The biggest current rogue is, of course, Boris Johnson, who has done much to “prove” to the public that Etonians are a rum lot. I know I would say this, but that seems unfair to Etonians – I can hear your tiny violins – who, in the main, have very little time for Johnson. After all, it was two of his fellow Old Etonian Conservative parliamentarians, Jesse Norman and Rory Stewart, who were most splenetic about the inadequacy of Johnson’s leadership.
In addition, the school has also been recently beset by some episodes that have shown that all is not quite as tickety-boo as some assume. In November last year, the school had to issue a public apology after some pupils were found to have subjected a group of girls from a nearby state school to misogynistic language, racial slurs and jeering.
Then there was the case of the sacking in 2020 of Will Knowland, an English teacher who refused to remove a video he had posted on YouTube in which he had attacked “radical feminist orthodoxy” and celebrated traditional aspects of masculinity. Etonians, both current and old, were divided by the issue, with those supporting Knowland typically regarding the leadership of the Head Master, Simon Henderson, as being “too woke”. With all these troubles, it is easy to paint a portrait of a school that really isn’t the right place for our future head of state. But this is to ignore three things.
The first is that Eton has never been the natural educational establishment for our monarchs. In fact, no school has, because until Charles went to Gordonstoun, our Kings and Queens were mostly educated by tutors or the Royal Navy. In fact, Eton has educated far more foreign monarchs than homegrown.
Then there is the fact that Eton really is a great school, and there is much about Eton that justifies its worldwide fame.
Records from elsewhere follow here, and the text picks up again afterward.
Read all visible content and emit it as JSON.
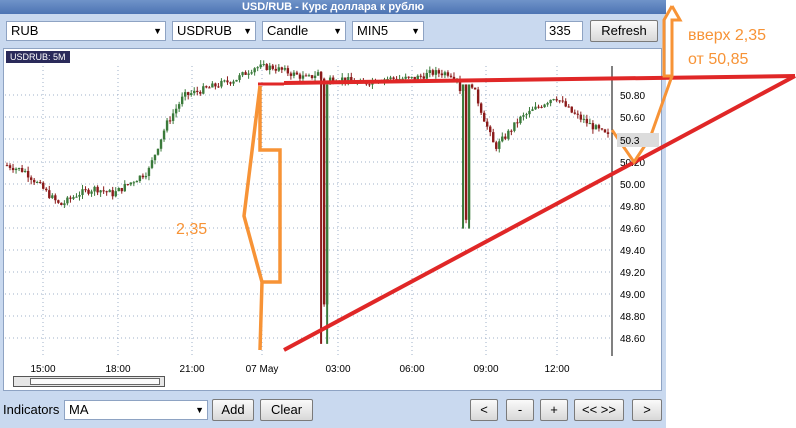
{
  "window": {
    "title": "USD/RUB - Курс доллара к рублю"
  },
  "toolbar": {
    "currency": "RUB",
    "pair": "USDRUB",
    "chart_type": "Candle",
    "interval": "MIN5",
    "bars": "335",
    "refresh_label": "Refresh"
  },
  "chart_tag": "USDRUB: 5M",
  "bottom": {
    "indicators_label": "Indicators",
    "indicator_value": "MA",
    "add_label": "Add",
    "clear_label": "Clear",
    "nav": [
      "<",
      "-",
      "+",
      "<< >>",
      ">"
    ]
  },
  "annotations": {
    "drop_label": "2,35",
    "up_label_1": "вверх 2,35",
    "up_label_2": "от 50,85"
  },
  "chart_data": {
    "type": "candlestick",
    "series_name": "USDRUB: 5M",
    "y_ticks": [
      "50.80",
      "50.60",
      "50.40",
      "50.20",
      "50.00",
      "49.80",
      "49.60",
      "49.40",
      "49.20",
      "49.00",
      "48.80",
      "48.60"
    ],
    "x_ticks": [
      "15:00",
      "18:00",
      "21:00",
      "07 May",
      "03:00",
      "06:00",
      "09:00",
      "12:00"
    ],
    "ylim": [
      48.5,
      51.1
    ],
    "last_price_label": "50.3",
    "price_path": [
      [
        0,
        50.1
      ],
      [
        5,
        50.05
      ],
      [
        10,
        49.9
      ],
      [
        15,
        49.75
      ],
      [
        20,
        49.85
      ],
      [
        25,
        49.9
      ],
      [
        30,
        49.85
      ],
      [
        35,
        49.95
      ],
      [
        40,
        50.05
      ],
      [
        45,
        50.45
      ],
      [
        50,
        50.7
      ],
      [
        55,
        50.75
      ],
      [
        60,
        50.8
      ],
      [
        65,
        50.85
      ],
      [
        70,
        50.95
      ],
      [
        75,
        50.95
      ],
      [
        80,
        50.9
      ],
      [
        85,
        50.85
      ],
      [
        88,
        50.9
      ],
      [
        90,
        48.55
      ],
      [
        91,
        50.85
      ],
      [
        95,
        50.85
      ],
      [
        100,
        50.8
      ],
      [
        105,
        50.85
      ],
      [
        110,
        50.85
      ],
      [
        115,
        50.85
      ],
      [
        120,
        50.9
      ],
      [
        125,
        50.9
      ],
      [
        128,
        50.85
      ],
      [
        130,
        49.55
      ],
      [
        131,
        50.85
      ],
      [
        135,
        50.5
      ],
      [
        138,
        50.25
      ],
      [
        141,
        50.35
      ],
      [
        145,
        50.5
      ],
      [
        150,
        50.6
      ],
      [
        155,
        50.7
      ],
      [
        160,
        50.55
      ],
      [
        165,
        50.45
      ],
      [
        170,
        50.35
      ]
    ]
  },
  "colors": {
    "accent_red": "#e02727",
    "accent_orange": "#f79336",
    "candle_up": "#3a7a3a",
    "candle_down": "#8b1a1a"
  }
}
Think of places world renowned for scholastic excellence, and Eton is up there with Harvard, Yale, Oxford and Cambridge. Eton hasn’t just produced dozens of prime ministers, Nobel laureates, famous artists and generals because of their privilege, but largely because it teaches people damn well. The education and facilities are incomparable, and furthermore, the school is also rolling out at least three ‘Eton Star’ sixth forms in Teesside, Oldham and Dudley, and is building a partnership network of some forty schools from the same areas.
Finally, there is the simple matter that Eton is not co-educational. Like many parents, William and Kate are likely to want their brood to go to the same school. Besides, they may also have the perfectly reasonable wish for their children to be brought up in a mixed environment for the simple reason that life itself is co-ed.
Will Eton itself mind if the royals eschew it for somewhere else? I doubt it. Like all schools, its teachers know that a school is only a good school if it is right for the pupil. Ultimately, it is not about whether Eton is fit for a king, but whether it is right for a young boy called George, for reasons only his parents really know.